Dr. Singleton: There are several strategies to consider. First, pick a familiar location, like your usual source of medical care, because that can be comforting. If your child has a favorite bear or toy, they can hold that as well. Telling your child what to expect can also help- be honest. If they have a fear of needles, check the CDC website for information that can help. You can also consider numbing creams or sprays that you can find over the counter- those types of products can help. Let your child know about possible side effects, and if possible, try to get them vaccinated at a time when they have the time to recover, like right before a weekend. Kids can also take over-the-counter pain medication. Remind your child that side effects are a sign that their body is getting stronger to fight off COVID-19.
Felicia: Where can parents go to get information?
Dr. Singleton: CDC.gov. We’ve got infographics, videos, lots of information that parents can take to their communities. Sign up for vsafe, which is a smartphone app. Once your child gets the vaccine, vsafe will send you messages- daily at first, and then weekly. It is a way for us to monitor how kids are doing with the vaccine. That’s why we can say with confidence now, after almost a year of children’s vaccinations, what kinds of side effects kids are having. The Vsafe app, on CDC.gov, is a way you can be part of the science.

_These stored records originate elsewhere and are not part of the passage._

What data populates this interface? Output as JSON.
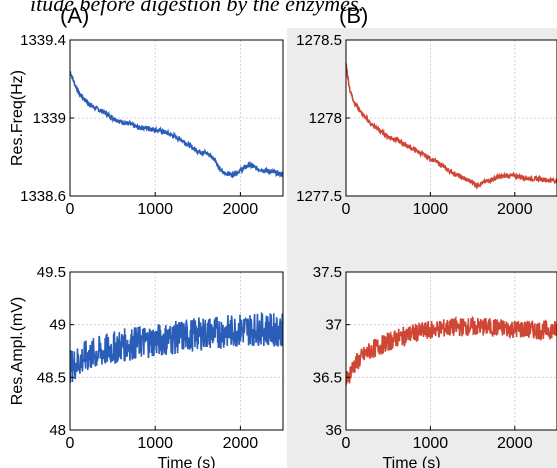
{
  "caption": "itude before digestion by the enzymes.",
  "panel_labels": [
    "(A)",
    "(B)"
  ],
  "chart_data": [
    {
      "type": "line",
      "panel": "(A)",
      "ylabel": "Res.Freq(Hz)",
      "xlabel": "",
      "xlim": [
        0,
        2500
      ],
      "ylim": [
        1338.6,
        1339.4
      ],
      "xticks": [
        "0",
        "1000",
        "2000"
      ],
      "yticks": [
        "1338.6",
        "1339",
        "1339.4"
      ],
      "grid": true,
      "color": "#2a5db8",
      "x": [
        0,
        50,
        100,
        200,
        300,
        400,
        500,
        600,
        700,
        800,
        900,
        1000,
        1100,
        1200,
        1300,
        1400,
        1500,
        1600,
        1700,
        1750,
        1800,
        1900,
        2000,
        2100,
        2200,
        2300,
        2400,
        2500
      ],
      "y": [
        1339.24,
        1339.18,
        1339.13,
        1339.08,
        1339.05,
        1339.03,
        1339.0,
        1338.98,
        1338.97,
        1338.95,
        1338.95,
        1338.94,
        1338.93,
        1338.91,
        1338.89,
        1338.86,
        1338.83,
        1338.82,
        1338.79,
        1338.74,
        1338.72,
        1338.71,
        1338.73,
        1338.76,
        1338.74,
        1338.73,
        1338.72,
        1338.71
      ],
      "noise": 0.012
    },
    {
      "type": "line",
      "panel": "(B)",
      "ylabel": "",
      "xlabel": "",
      "xlim": [
        0,
        2500
      ],
      "ylim": [
        1277.5,
        1278.5
      ],
      "xticks": [
        "0",
        "1000",
        "2000"
      ],
      "yticks": [
        "1277.5",
        "1278",
        "1278.5"
      ],
      "grid": true,
      "color": "#cf4634",
      "x": [
        0,
        25,
        50,
        100,
        150,
        200,
        300,
        400,
        500,
        600,
        700,
        800,
        900,
        1000,
        1100,
        1200,
        1300,
        1400,
        1500,
        1550,
        1600,
        1700,
        1800,
        1900,
        2000,
        2100,
        2200,
        2300,
        2400,
        2500
      ],
      "y": [
        1278.35,
        1278.25,
        1278.17,
        1278.1,
        1278.06,
        1278.02,
        1277.96,
        1277.92,
        1277.88,
        1277.86,
        1277.83,
        1277.8,
        1277.77,
        1277.74,
        1277.71,
        1277.67,
        1277.64,
        1277.61,
        1277.59,
        1277.57,
        1277.58,
        1277.6,
        1277.62,
        1277.63,
        1277.63,
        1277.62,
        1277.61,
        1277.61,
        1277.6,
        1277.6
      ],
      "noise": 0.014
    },
    {
      "type": "line",
      "panel": "(A)",
      "ylabel": "Res.Ampl.(mV)",
      "xlabel": "Time (s)",
      "xlim": [
        0,
        2500
      ],
      "ylim": [
        48,
        49.5
      ],
      "xticks": [
        "0",
        "1000",
        "2000"
      ],
      "yticks": [
        "48",
        "48.5",
        "49",
        "49.5"
      ],
      "grid": true,
      "color": "#2a5db8",
      "x": [
        0,
        100,
        200,
        400,
        600,
        800,
        1000,
        1200,
        1400,
        1600,
        1800,
        2000,
        2200,
        2400,
        2500
      ],
      "y": [
        48.6,
        48.65,
        48.7,
        48.75,
        48.8,
        48.83,
        48.85,
        48.87,
        48.9,
        48.92,
        48.93,
        48.95,
        48.96,
        48.95,
        48.95
      ],
      "noise": 0.16
    },
    {
      "type": "line",
      "panel": "(B)",
      "ylabel": "",
      "xlabel": "Time (s)",
      "xlim": [
        0,
        2500
      ],
      "ylim": [
        36,
        37.5
      ],
      "xticks": [
        "0",
        "1000",
        "2000"
      ],
      "yticks": [
        "36",
        "36.5",
        "37",
        "37.5"
      ],
      "grid": true,
      "color": "#cf4634",
      "x": [
        0,
        50,
        100,
        200,
        300,
        400,
        600,
        800,
        1000,
        1200,
        1400,
        1600,
        1800,
        2000,
        2200,
        2400,
        2500
      ],
      "y": [
        36.45,
        36.55,
        36.62,
        36.7,
        36.76,
        36.8,
        36.87,
        36.92,
        36.95,
        36.97,
        36.98,
        36.98,
        36.97,
        36.96,
        36.95,
        36.95,
        36.95
      ],
      "noise": 0.09
    }
  ]
}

Felicia: Do you have any tips, as a pediatrician, a parent, for how to have conversations with people who may have different views about vaccination?
Dr. Singleton: First, it is everyone’s choice to be vaccinated. And although some kids have very few symptoms from having COVID-19, some kids will get really sick. Vaccination helps protect all of us- it’s a way to keep our communities safer, and our families safer. It gives our children the best chance to be their best selves, to enjoy all of the wonderful things childhood offers them.
Final words by Dr. Singleton: Parents are making choices for their families, and they are the experts on their families. We would encourage them to go to sites for information where the information has been thoroughly vetted. Go to CDC.gov. We follow the science, and don’t put the information out until we are sure. Ask your pediatrician and your family’s doctor, it’s good to have questions. We wait and follow the science, to make sure it is safe for all communities. It’s ok to have questions, ok to have doubts. Get your questions answered and hopefully you’ll get your kids vaccinated so we can move this virus behind us.